// maths › Angles

Angles & angle types

Classify any angle as acute, right, obtuse, straight, or reflex, and find its complement and supplement, with a live protractor dial that sweeps to the angle you enter and names its type instantly.

acute < 90° · right = 90° · obtuse 90–180° · straight = 180° · reflex 180–360°

Frequently asked questions

What are the main types of angle?

An acute angle is less than 90°, a right angle is exactly 90°, an obtuse angle is between 90° and 180°, a straight angle is exactly 180°, and a reflex angle is more than 180° but less than 360°.

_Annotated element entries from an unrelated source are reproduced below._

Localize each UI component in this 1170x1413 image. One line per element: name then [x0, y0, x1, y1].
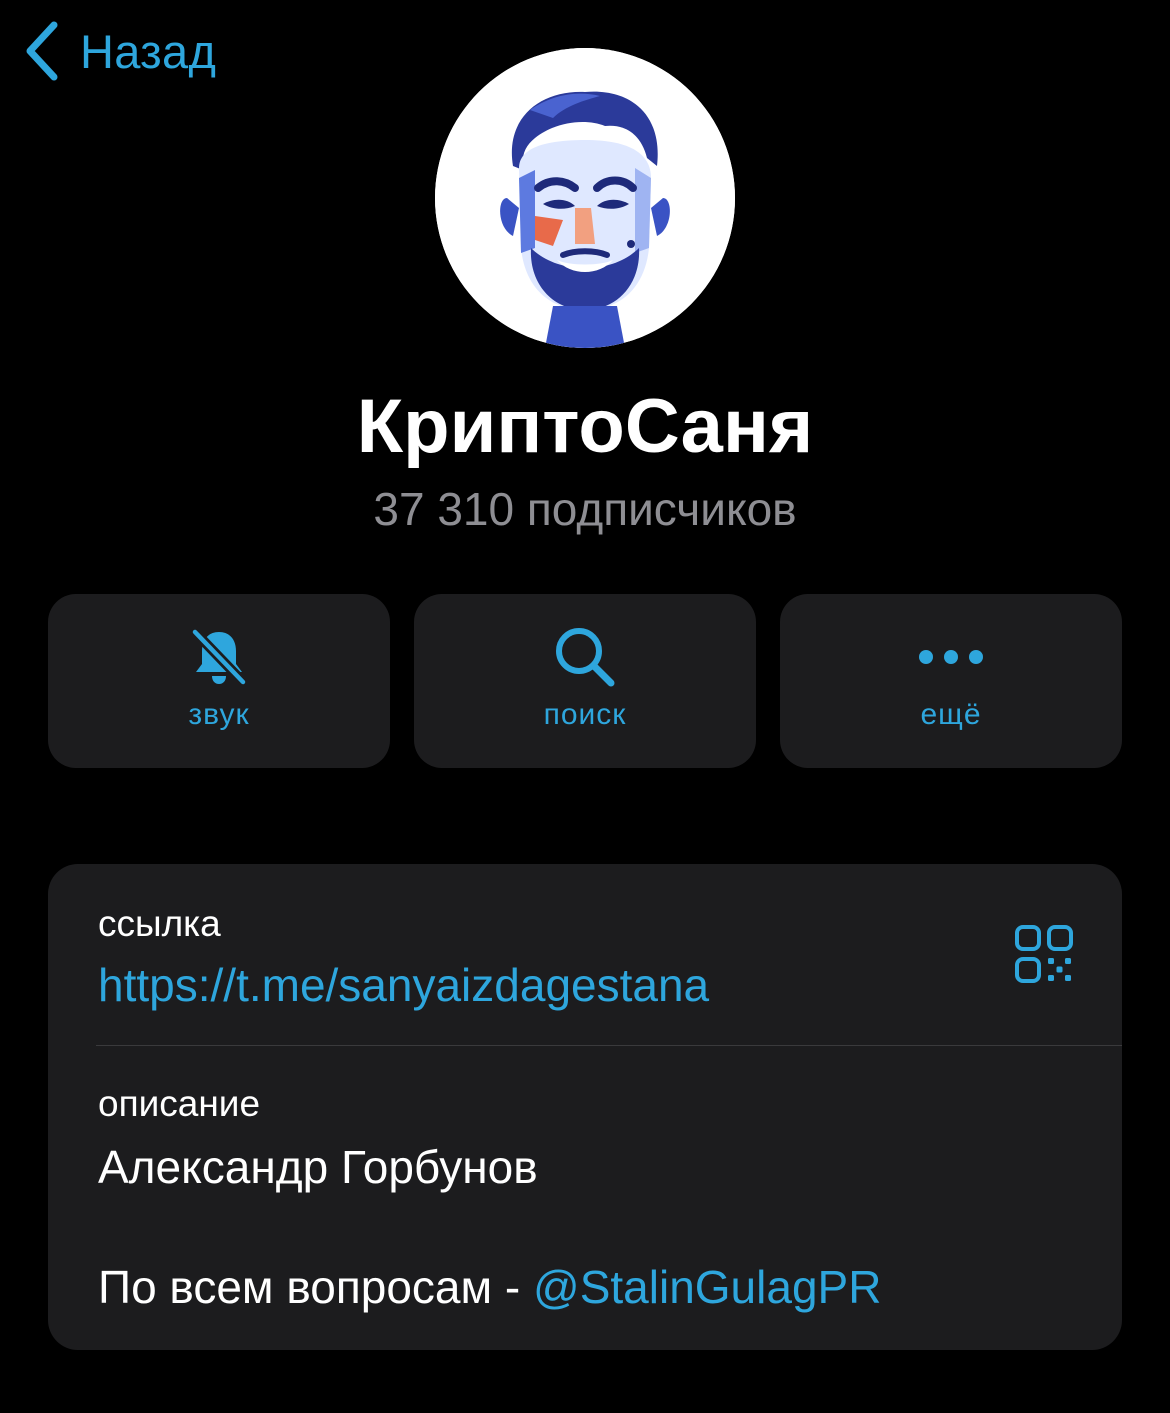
- description-contact-prefix: По всем вопросам -: [98, 1261, 534, 1313]
- search-icon: [556, 628, 615, 687]
- back-label: Назад: [80, 24, 217, 78]
- search-button[interactable]: поиск: [414, 594, 756, 768]
- mute-label: звук: [188, 698, 250, 731]
- action-bar: звук поиск ещё: [48, 594, 1122, 768]
- back-button[interactable]: Назад: [24, 12, 216, 90]
- more-dots-icon: [919, 650, 983, 664]
- description-label: описание: [98, 1083, 261, 1124]
- description-line-name: Александр Горбунов: [98, 1141, 538, 1193]
- contact-mention-link[interactable]: @StalinGulagPR: [533, 1261, 881, 1313]
- chevron-left-icon: [26, 21, 58, 81]
- info-card: ссылка https://t.me/sanyaizdagestana опи…: [48, 864, 1122, 1350]
- info-divider: [96, 1045, 1122, 1046]
- qr-code-icon[interactable]: [1014, 924, 1074, 984]
- bell-muted-icon: [191, 628, 247, 686]
- channel-title: КриптоСаня: [356, 384, 814, 469]
- more-button[interactable]: ещё: [780, 594, 1122, 768]
- avatar-portrait-image: [435, 48, 735, 348]
- search-label: поиск: [543, 698, 627, 731]
- link-label: ссылка: [98, 903, 221, 944]
- description-line-contact: По всем вопросам - @StalinGulagPR: [98, 1259, 881, 1315]
- channel-link[interactable]: https://t.me/sanyaizdagestana: [98, 957, 709, 1013]
- more-label: ещё: [920, 698, 982, 731]
- mute-button[interactable]: звук: [48, 594, 390, 768]
- channel-avatar[interactable]: [435, 48, 735, 348]
- subscriber-count: 37 310 подписчиков: [373, 483, 797, 535]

What is the difference between complementary and supplementary angles?

Complementary angles add up to 90°, while supplementary angles add up to 180°. For example, 30° and 60° are complementary, and 110° and 70° are supplementary.

Can you give a worked example?

Take 135°. It is larger than 90° but smaller than 180°, so it is obtuse. It has no complement (only angles under 90° do), but its supplement is 180° − 135° = 45°.

Why does a reflex angle go beyond 180°?

A reflex angle measures the larger opening between two rays — the way round that is more than a straight line. Every angle below 180° has a reflex partner that completes the full 360° turn.

Where is this used in real life?

Carpenters and builders check right angles for square corners, navigators and pilots work with reflex and acute bearings, surveyors measure angles of slopes, and graphic designers and animators rotate objects by precise angles.